Pour expliquer les origines de la crise de liquidités que traverse le pays depuis maintenant plusieurs mois, voire plusieurs années, Farouk Nemouchi a expliqué que trois «facteurs autonomes» déterminent le niveau des liquidités sur le marché bancaire. Il s’agit, d’après lui, des réserves de change converties en monnaie nationale, les dépenses publiques de l’Etat ainsi que le mouvement des billets de banque. Le conférencier estime que les premiers signaux de la crise actuelle de liquidités sont apparus en 2016, simultanément avec la baisse des réserves de change. «Cependant, en 2017, alors que les réserves de change continuaient de baisser, les liquidités ont augmenté sous l’effet de la décision d’adopter la planche à billets comme moyen de financement», fait constater l’économiste. La décision de mette en veilleuse la planche à billets, courant 2019, a fait resurgir les tensions sur les liquidités, «ce qui a contraint l’Etat de quêter de nouveaux moyens de financement, dont la mise en place de certains artifices monétaire dès 2020 pour tenter de libérer la liquidité bancaire». Les mesures de la Banque d’Algérie prises courant 2020 aux fins de libérer la liquidité n’ont été que d’un faible impact, estime le conférencier, suggérant d’emprunter une troisième voie, à savoir le recyclage des capitaux de l’économie informelle. Pour dire l’ampleur du secteur informel, Farouk Nemouchi a fait appel aux dernières statistiques de la Banque centrale qui évaluait à 34% la part des quantités de monnaies circulant hors banques de l’ensemble de la masse monétaire.
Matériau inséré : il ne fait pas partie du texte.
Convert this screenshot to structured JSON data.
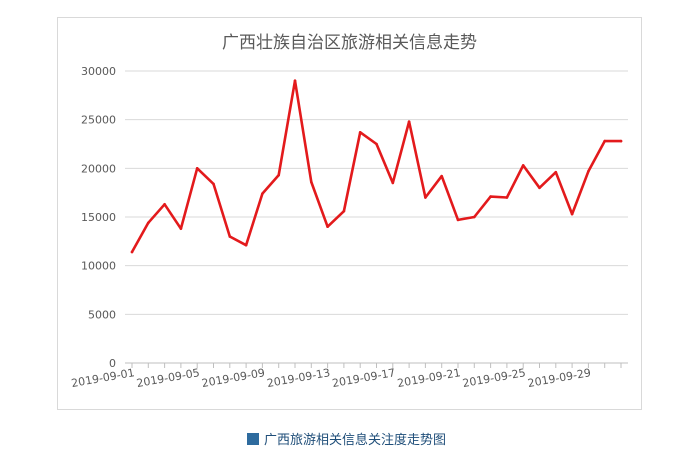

Pour pouvoir drainer ces capitaux vers les banques, Farouk Nemouchi appelle au développement de l’intermédiation bancaire et l’inclusion financière, ne sous-estimant point la contribution de la digitalisation et la bancarisation des populations et des activités économiques. «Nous avons des problèmes économiques structurels auxquels il faudra apporter des réponses structurelles à travers des réformes profondes et ambitieuses», estime l’invité de l’Ecole supérieure de comptabilité et de finances de Constantine, mettant en garde contre cette impasse monétaire et économique à laquelle est confronté le pays. «Nous sommes coincés ! La hausse des prix du pétrole peut offrir un répit, mais il est indispensable de lancer des réformes de grande ampleur», conclut-il.